Even the most casual fans understand that the NBA generates enormous amounts of money. After all, analysts spend almost as much time discussing player salaries and contracts as they do the games themselves. As the result of recent salary cap increases, even average players earn far more than ever.
On top of player salaries, NBA teams also spend a lot of money on travel, personnel, stadium maintenance, and other expenses. So how exactly do NBA teams make money? Let’s look at the four different revenue streams franchises use to remain profitable.
This portion of a team’s income is tied to profits from the stadium where the team plays. This includes things like ticket sales, premium seating, concessions, merchandise, and other in-arena sources of revenue. For teams that own their arenas, the money they make from hosting non-NBA events also contributes to the arena income.
Arena income ties directly to attendance numbers, which are affected by a team’s success. For instance, the Golden State Warriors’ arena income jumped sharply following the first successful season of the Splash Brothers and then again when Kevin Durant signed with the team.
Arenas also generate income through sponsorship deals. Teams with more high-profile players tend to get more lucrative sponsorships.
Market income has a greater reach than arena income, encompassing the city or region where the team plays. The easiest way to think of market size is as the number of people who tune in to watch a team’s home games. A large-market team such as the Los Angeles Lakers generates far more market income than a team like the Oklahoma City Thunder.
Historically, market size was a big factor in an NBA franchise’s profitability. Not only did it predict the amount of revenue, but larger markets also lured bigger name stars, thus fueling the income cycle further. Market disparity still exists today. Yet digital media helps increase the visibility of small-market teams, thus equalizing the playing field to a certain degree.
Brand income stems from a team’s broader appeal in the culture. For instance, a teenager in Wichita, Kansas who buys a LeBron James jersey generates brand income for the Lakers. (Market size is a factor in brand income since high-profile teams tend to have larger fan bases outside of a local market. Having a cool and easily recognizable logo also helps.
Team success is a crucial factor in brand income. The Warriors are a great example here, too. Before their recent successes, Golden State had a relatively small brand influence. By the time their streak of finals appearances concluded, however, few teams could rival their brand income.

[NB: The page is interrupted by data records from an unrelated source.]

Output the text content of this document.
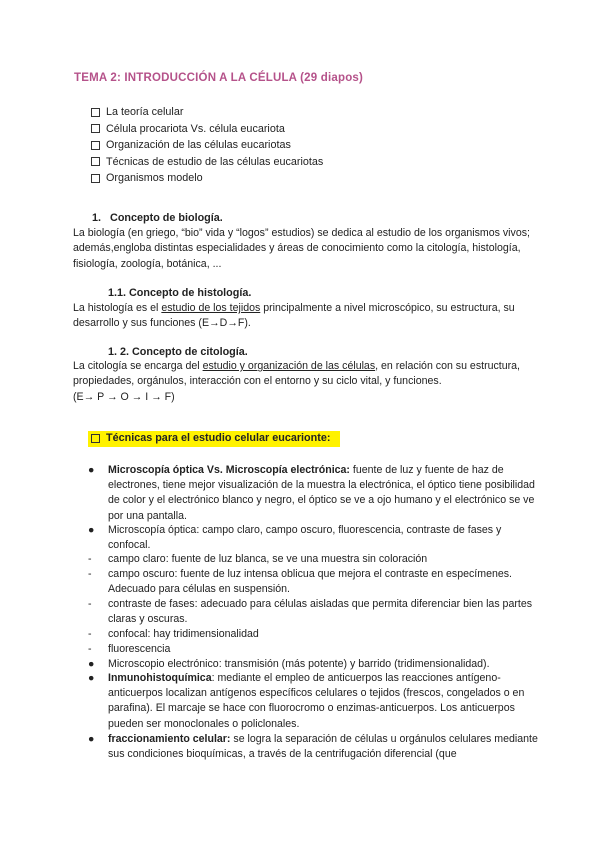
TEMA 2: INTRODUCCIÓN A LA CÉLULA (29 diapos)
La teoría celular
Célula procariota Vs. célula eucariota
Organización de las células eucariotas
Técnicas de estudio de las células eucariotas
Organismos modelo
1. Concepto de biología.
La biología (en griego, “bio” vida y “logos” estudios) se dedica al estudio de los organismos vivos; además,engloba distintas especialidades y áreas de conocimiento como la citología, histología, fisiología, zoología, botánica, ...
1.1. Concepto de histología.
La histología es el estudio de los tejidos principalmente a nivel microscópico, su estructura, su desarrollo y sus funciones (E→D→F).
1. 2. Concepto de citología.
La citología se encarga del estudio y organización de las células, en relación con su estructura, propiedades, orgánulos, interacción con el entorno y su ciclo vital, y funciones.
(E→ P → O → I → F)
Técnicas para el estudio celular eucarionte:
●	Microscopía óptica Vs. Microscopía electrónica: fuente de luz y fuente de haz de electrones, tiene mejor visualización de la muestra la electrónica, el óptico tiene posibilidad de color y el electrónico blanco y negro, el óptico se ve a ojo humano y el electrónico se ve por una pantalla.
●	Microscopía óptica: campo claro, campo oscuro, fluorescencia, contraste de fases y confocal.
-	campo claro: fuente de luz blanca, se ve una muestra sin coloración
-	campo oscuro: fuente de luz intensa oblicua que mejora el contraste en especímenes. Adecuado para células en suspensión.
-	contraste de fases: adecuado para células aisladas que permita diferenciar bien las partes claras y oscuras.
-	confocal: hay tridimensionalidad
-	fluorescencia
●	Microscopio electrónico: transmisión (más potente) y barrido (tridimensionalidad).
●	Inmunohistoquímica: mediante el empleo de anticuerpos las reacciones antígeno-anticuerpos localizan antígenos específicos celulares o tejidos (frescos, congelados o en parafina). El marcaje se hace con fluorocromo o enzimas-anticuerpos. Los anticuerpos pueden ser monoclonales o policlonales.
●	fraccionamiento celular: se logra la separación de células u orgánulos celulares mediante sus condiciones bioquímicas, a través de la centrifugación diferencial (que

The NBA recognizes that not all teams generate the same income. To help create parity between large- and small-market teams, the league enforces revenue sharing. Essentially, this involves all teams pooling their annual revenues in order to redistribute it equally. That way, all teams receive revenue that equals the current salary cap.
Of course, in order to reap the full benefits of revenue sharing, a team must generate at least 70% of the league-average income, according to Investopedia. This task remains difficult for small-market teams like the New Orleans Pelicans.
As recently as 2017, nearly half of all NBA teams actually lost money at the end of the year. Meanwhile, teams like the Knicks, who are currently valued at $4 billion, reports Forbes, continue to rake in huge amounts of money despite their mediocre performance.